Further, a “dangerous condition” is defined by N.J.S.A. 59:4-1 as “a condition of property that creates a substantial risk of injury when such property is used with due care in a manner in which it is reasonably foreseeable that it will be used.”
Considering this, the court found that the plaintiff “failed to establish a prima facie case that defendant’s property was in a dangerous condition. To establish that defendant’s property was in a dangerous condition, plaintiff was required to show, among other things, that she used the property with due care.” This is where her claim fell apart, according to the appeals court.
“To answer the question of whether a plaintiff has used a public entity’s property with due care, a court must undertake a two-fold analysis:
“The first consideration is whether the property poses a danger to the general public when used in the normal, foreseeable manner. The second is whether the nature of the plaintiff’s activity is ‘so objectively unreasonable’ that the condition of the property cannot reasonably be said to have caused the injury. Vincitore v. N.J. Sports & Expo. Auth., 169 N.J. 119, 126, 777 A.2d 9 (2001).
“In this case, the defendant’s sidewalk extended in a north-south direction. The members of the general public, including football fans who attended defendant’s home football games, used the sidewalk. Faculty, staff, and students also undoubtedly used the sidewalk. But the foreseeable use of the sidewalk by all of those persons was to get from one point to another by walking along the paved sidewalk. Plaintiff produced no evidence that when used in that manner, the sidewalk, even under the lighting conditions that existed on the night of plaintiff’s accident, posed any risk of danger. To the contrary, when the plaintiff, her husband, her friend, and her friend’s son used the sidewalk for that purpose, they encountered no difficulty or risk of danger.

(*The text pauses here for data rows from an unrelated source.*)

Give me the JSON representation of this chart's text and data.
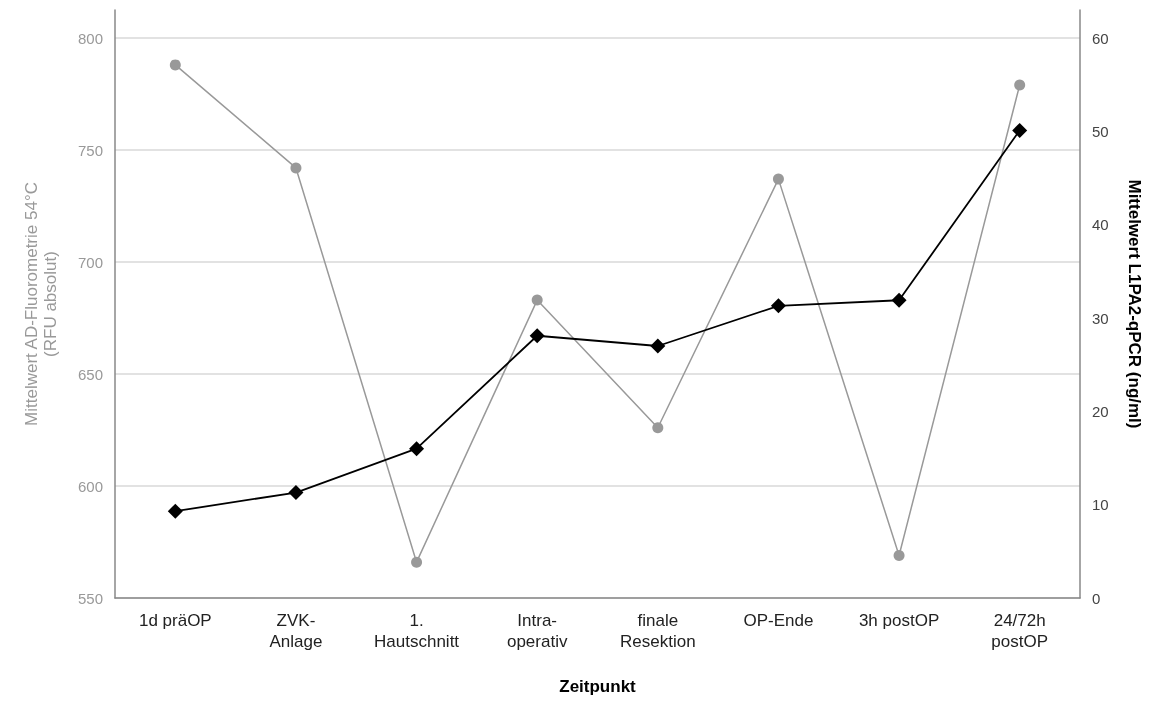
{
  "chart_data": {
    "type": "line",
    "xlabel": "Zeitpunkt",
    "ylabel": "Mittelwert AD-Fluorometrie 54°C\n(RFU absolut)",
    "y2label": "Mittelwert L1PA2-qPCR (ng/ml)",
    "categories": [
      "1d präOP",
      "ZVK-\nAnlage",
      "1.\nHautschnitt",
      "Intra-\noperativ",
      "finale\nResektion",
      "OP-Ende",
      "3h postOP",
      "24/72h\npostOP"
    ],
    "series": [
      {
        "color": "#999999",
        "marker": "circle",
        "values": [
          788,
          742,
          566,
          683,
          626,
          737,
          569,
          779
        ]
      },
      {
        "color": "#000000",
        "marker": "diamond",
        "axis": "y2",
        "values": [
          9.3,
          11.3,
          16.0,
          28.1,
          27.0,
          31.3,
          31.9,
          50.1
        ]
      }
    ],
    "ylim": [
      550,
      812.5
    ],
    "yticks": [
      550,
      600,
      650,
      700,
      750,
      800
    ],
    "y2lim": [
      0,
      63
    ],
    "y2ticks": [
      0,
      10,
      20,
      30,
      40,
      50,
      60
    ],
    "grid": "y",
    "line_style": "solid"
  }
}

“When the plaintiff fell, she was not using the sidewalk to walk from one point to another in a north-side direction. Instead, she had turned and begun to walk perpendicular to the sidewalk, not toward an entrance to the building, but instead toward its opaque glass walls. She was not using the sidewalk or the property along the sidewalk in a normal, foreseeable manner. Had she used the sidewalk in the normal manner sidewalks are used, the accident never would have happened. She admitted as much in her deposition testimony when she said the accident would not have happened had she not peeled off from the others and taken a right-hand turn. Moreover, in the years that passed between the construction of the Hale Center renovations and the plaintiff’s accident, during which numerous football fans presumably walked along the walkway, the defendant had received not one other report of an incident at the retaining wall and well.

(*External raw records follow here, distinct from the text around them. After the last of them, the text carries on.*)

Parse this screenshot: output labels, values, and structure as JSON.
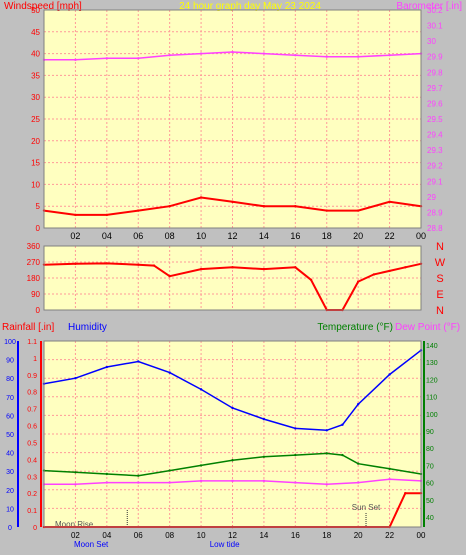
{
  "colors": {
    "background": "#c0c0c0",
    "plot_bg": "#ffffc0",
    "red": "#ff0000",
    "magenta": "#ff40ff",
    "blue": "#0000ff",
    "green": "#008000",
    "yellow_title": "#ffff00",
    "grid": "#ff9999"
  },
  "header": {
    "left_label": "Windspeed [mph]",
    "title": "24 hour graph day   May 23 2024",
    "right_label": "Barometer [.in]"
  },
  "x_ticks": [
    "02",
    "04",
    "06",
    "08",
    "10",
    "12",
    "14",
    "16",
    "18",
    "20",
    "22",
    "00"
  ],
  "panel1": {
    "left_ticks": [
      "0",
      "5",
      "10",
      "15",
      "20",
      "25",
      "30",
      "35",
      "40",
      "45",
      "50"
    ],
    "right_ticks": [
      "28.8",
      "28.9",
      "29",
      "29.1",
      "29.2",
      "29.3",
      "29.4",
      "29.5",
      "29.6",
      "29.7",
      "29.8",
      "29.9",
      "30",
      "30.1",
      "30.2"
    ]
  },
  "panel2": {
    "left_ticks": [
      "0",
      "90",
      "180",
      "270",
      "360"
    ],
    "compass": [
      "N",
      "W",
      "S",
      "E",
      "N"
    ]
  },
  "panel3": {
    "rain_label": "Rainfall [.in]",
    "humidity_label": "Humidity",
    "temp_label": "Temperature (°F)",
    "dew_label": "Dew Point (°F)",
    "humidity_ticks": [
      "0",
      "10",
      "20",
      "30",
      "40",
      "50",
      "60",
      "70",
      "80",
      "90",
      "100"
    ],
    "rain_ticks": [
      "0",
      "0.1",
      "0.2",
      "0.3",
      "0.4",
      "0.5",
      "0.6",
      "0.7",
      "0.8",
      "0.9",
      "1",
      "1.1"
    ],
    "temp_ticks": [
      "40",
      "50",
      "60",
      "70",
      "80",
      "90",
      "100",
      "110",
      "120",
      "130",
      "140"
    ],
    "moon_rise": "Moon Rise",
    "sun_set": "Sun Set",
    "bottom_labels": [
      "Moon Set",
      "Low tide"
    ]
  },
  "chart_data": [
    {
      "type": "line",
      "title": "24 hour graph day   May 23 2024",
      "x_ticks": [
        "02",
        "04",
        "06",
        "08",
        "10",
        "12",
        "14",
        "16",
        "18",
        "20",
        "22",
        "00"
      ],
      "series": [
        {
          "name": "Windspeed [mph]",
          "axis": "left",
          "ylim": [
            0,
            50
          ],
          "x": [
            "00",
            "02",
            "04",
            "06",
            "08",
            "10",
            "12",
            "14",
            "16",
            "18",
            "20",
            "22",
            "00"
          ],
          "values": [
            4,
            3,
            3,
            4,
            5,
            7,
            6,
            5,
            5,
            4,
            4,
            6,
            5
          ]
        },
        {
          "name": "Barometer [.in]",
          "axis": "right",
          "ylim": [
            28.8,
            30.2
          ],
          "x": [
            "00",
            "02",
            "04",
            "06",
            "08",
            "10",
            "12",
            "14",
            "16",
            "18",
            "20",
            "22",
            "00"
          ],
          "values": [
            29.88,
            29.88,
            29.89,
            29.89,
            29.91,
            29.92,
            29.93,
            29.92,
            29.91,
            29.9,
            29.9,
            29.91,
            29.92
          ]
        }
      ]
    },
    {
      "type": "line",
      "ylabel_right": [
        "N",
        "W",
        "S",
        "E",
        "N"
      ],
      "ylim": [
        0,
        360
      ],
      "series": [
        {
          "name": "Wind direction",
          "x": [
            "00",
            "02",
            "04",
            "06",
            "07",
            "08",
            "10",
            "12",
            "14",
            "16",
            "17",
            "18",
            "19",
            "20",
            "21",
            "22",
            "23",
            "00"
          ],
          "values": [
            255,
            260,
            262,
            255,
            250,
            190,
            230,
            240,
            230,
            240,
            170,
            0,
            0,
            160,
            200,
            220,
            240,
            260
          ]
        }
      ]
    },
    {
      "type": "line",
      "series": [
        {
          "name": "Humidity",
          "axis": "humidity",
          "ylim": [
            0,
            100
          ],
          "x": [
            "00",
            "02",
            "04",
            "06",
            "08",
            "10",
            "12",
            "14",
            "16",
            "18",
            "19",
            "20",
            "22",
            "00"
          ],
          "values": [
            77,
            80,
            86,
            89,
            83,
            74,
            64,
            58,
            53,
            52,
            55,
            66,
            82,
            95
          ]
        },
        {
          "name": "Temperature (°F)",
          "axis": "temp",
          "ylim": [
            30,
            145
          ],
          "x": [
            "00",
            "02",
            "04",
            "06",
            "08",
            "10",
            "12",
            "14",
            "16",
            "18",
            "19",
            "20",
            "22",
            "00"
          ],
          "values": [
            67,
            66,
            65,
            64,
            67,
            70,
            73,
            75,
            76,
            77,
            76,
            71,
            68,
            65
          ]
        },
        {
          "name": "Dew Point (°F)",
          "axis": "temp",
          "ylim": [
            30,
            145
          ],
          "x": [
            "00",
            "02",
            "04",
            "06",
            "08",
            "10",
            "12",
            "14",
            "16",
            "18",
            "20",
            "22",
            "00"
          ],
          "values": [
            59,
            59,
            60,
            60,
            60,
            61,
            61,
            61,
            60,
            59,
            60,
            62,
            61
          ]
        },
        {
          "name": "Rainfall [.in]",
          "axis": "rain",
          "ylim": [
            0,
            1.1
          ],
          "x": [
            "00",
            "12",
            "22",
            "23",
            "00"
          ],
          "values": [
            0,
            0,
            0,
            0.2,
            0.2
          ]
        }
      ]
    }
  ]
}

“Although we reject as contrary to the summary judgment standard defendant’s contention that plaintiff walked from an illuminated sidewalk into the darkness, we recognize that the lighting was sufficient to permit plaintiff, her husband, and their friends to traverse the sidewalk without incident. And though plaintiff now argues that ‘defendant had an attractive display inside the building that was at eye level from the direction she was walking,’ plaintiff testified differently at her deposition. There, she said she saw lights on at the top of the windows and decided to take a closer look to see football players.
“Considering all of those circumstances, we conclude as a matter of law that when measured against the two-fold due care analysis, the plaintiff was not using the defendant’s property with due care in a manner in which it was reasonably foreseeable that the property would be used.”

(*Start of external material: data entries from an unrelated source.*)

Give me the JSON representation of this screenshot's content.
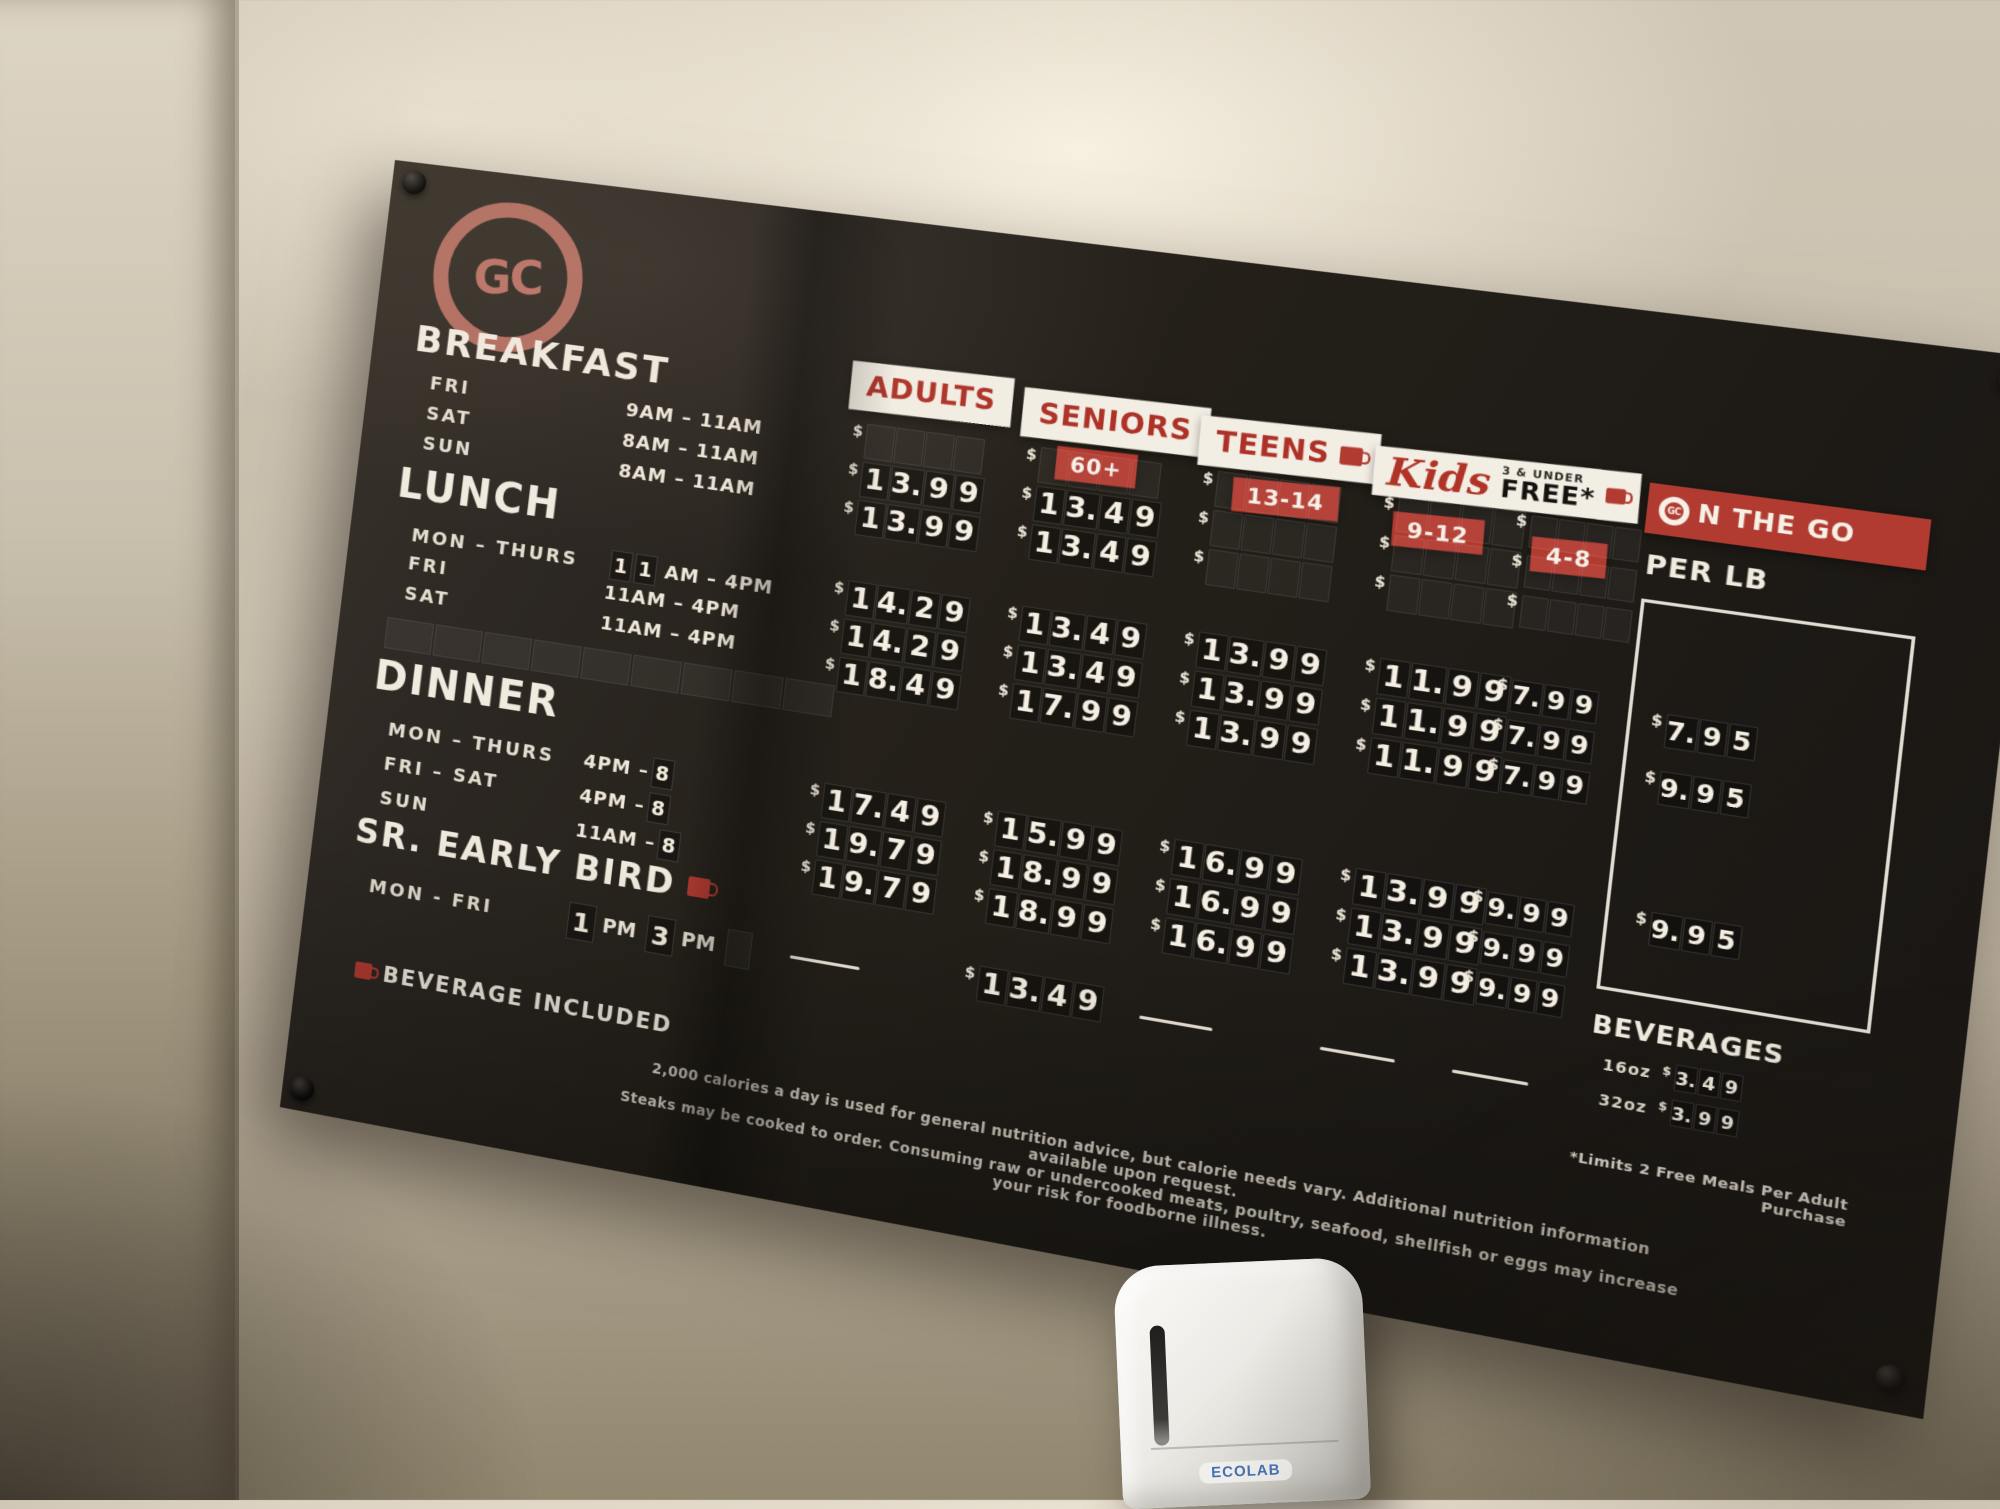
{
  "logo": "GC",
  "schedule": {
    "breakfast": {
      "title": "BREAKFAST",
      "rows": [
        {
          "day": "FRI",
          "time": "9AM – 11AM"
        },
        {
          "day": "SAT",
          "time": "8AM – 11AM"
        },
        {
          "day": "SUN",
          "time": "8AM – 11AM"
        }
      ]
    },
    "lunch": {
      "title": "LUNCH",
      "row0": {
        "day": "MON – THURS",
        "ta": "1",
        "tb": "1",
        "rest": "AM – 4PM"
      },
      "rows": [
        {
          "day": "FRI",
          "time": "11AM – 4PM"
        },
        {
          "day": "SAT",
          "time": "11AM – 4PM"
        }
      ]
    },
    "dinner": {
      "title": "DINNER",
      "rows": [
        {
          "day": "MON – THURS",
          "prefix": "4PM – ",
          "tile": "8"
        },
        {
          "day": "FRI – SAT",
          "prefix": "4PM – ",
          "tile": "8"
        },
        {
          "day": "SUN",
          "prefix": "11AM – ",
          "tile": "8"
        }
      ]
    },
    "early_bird": {
      "title": "SR. EARLY BIRD",
      "days": "MON - FRI",
      "t1": "1",
      "s1": "PM",
      "t2": "3",
      "s2": "PM"
    }
  },
  "headers": {
    "adults": "ADULTS",
    "seniors": "SENIORS",
    "seniors_sub": "60+",
    "teens": "TEENS",
    "teens_sub": "13-14",
    "kids_script": "Kids",
    "kids_note_top": "3 & UNDER",
    "kids_note_bottom": "FREE*",
    "kids_sub_912": "9-12",
    "kids_sub_48": "4-8"
  },
  "prices": {
    "breakfast": {
      "adults": [
        "",
        "13.99",
        "13.99"
      ],
      "seniors": [
        "",
        "13.49",
        "13.49"
      ],
      "teens": [
        "",
        "",
        ""
      ],
      "kids912": [
        "",
        "",
        ""
      ],
      "kids48": [
        "",
        "",
        ""
      ]
    },
    "lunch": {
      "adults": [
        "14.29",
        "14.29",
        "18.49"
      ],
      "seniors": [
        "13.49",
        "13.49",
        "17.99"
      ],
      "teens": [
        "13.99",
        "13.99",
        "13.99"
      ],
      "kids912": [
        "11.99",
        "11.99",
        "11.99"
      ],
      "kids48": [
        "7.99",
        "7.99",
        "7.99"
      ]
    },
    "dinner": {
      "adults": [
        "17.49",
        "19.79",
        "19.79"
      ],
      "seniors": [
        "15.99",
        "18.99",
        "18.99"
      ],
      "teens": [
        "16.99",
        "16.99",
        "16.99"
      ],
      "kids912": [
        "13.99",
        "13.99",
        "13.99"
      ],
      "kids48": [
        "9.99",
        "9.99",
        "9.99"
      ]
    },
    "early_bird": {
      "adults": "—",
      "seniors": "13.49",
      "teens": "—",
      "kids912": "—",
      "kids48": "—"
    }
  },
  "on_the_go": {
    "o_icon_letters": "GC",
    "title_rest": "N THE GO",
    "per_lb_label": "PER LB",
    "per_lb_prices": [
      "7.95",
      "9.95",
      "9.95"
    ],
    "beverages_label": "BEVERAGES",
    "beverages": [
      {
        "size": "16oz",
        "price": "3.49"
      },
      {
        "size": "32oz",
        "price": "3.99"
      }
    ]
  },
  "footer": {
    "beverage_included": "BEVERAGE INCLUDED",
    "limit_note": "*Limits 2 Free Meals Per Adult Purchase",
    "disclaimer_line1": "2,000 calories a day is used for general nutrition advice, but calorie needs vary. Additional nutrition information available upon request.",
    "disclaimer_line2": "Steaks may be cooked to order. Consuming raw or undercooked meats, poultry, seafood, shellfish or eggs may increase your risk for foodborne illness."
  },
  "dispenser": {
    "brand": "ECOLAB"
  },
  "colors": {
    "accent": "#b23b31",
    "board": "#221e1a",
    "wall": "#c8beac",
    "text": "#f1ebdf",
    "logo": "#c47a6a"
  }
}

Lora Sherman and Timothy Sherman v. Rutgers, The State University Of New Jersey; Super. Ct. N.J.; DOCKET NO. A-4626-11T1, 2013 N.J. Super. Unpub. LEXIS 2162; 8/30/13
Attorneys of record: (for appellants) Brett R. Greiner (Levinson Axelrod, P.A., attorneys; Matthew P. Pietrowski). (for defendant/third-party plaintiff-respondent) George J. Kenny argued the cause (Connell, Foley, L.L.P., attorneys; Mr. Kenny, of counsel and on the brief).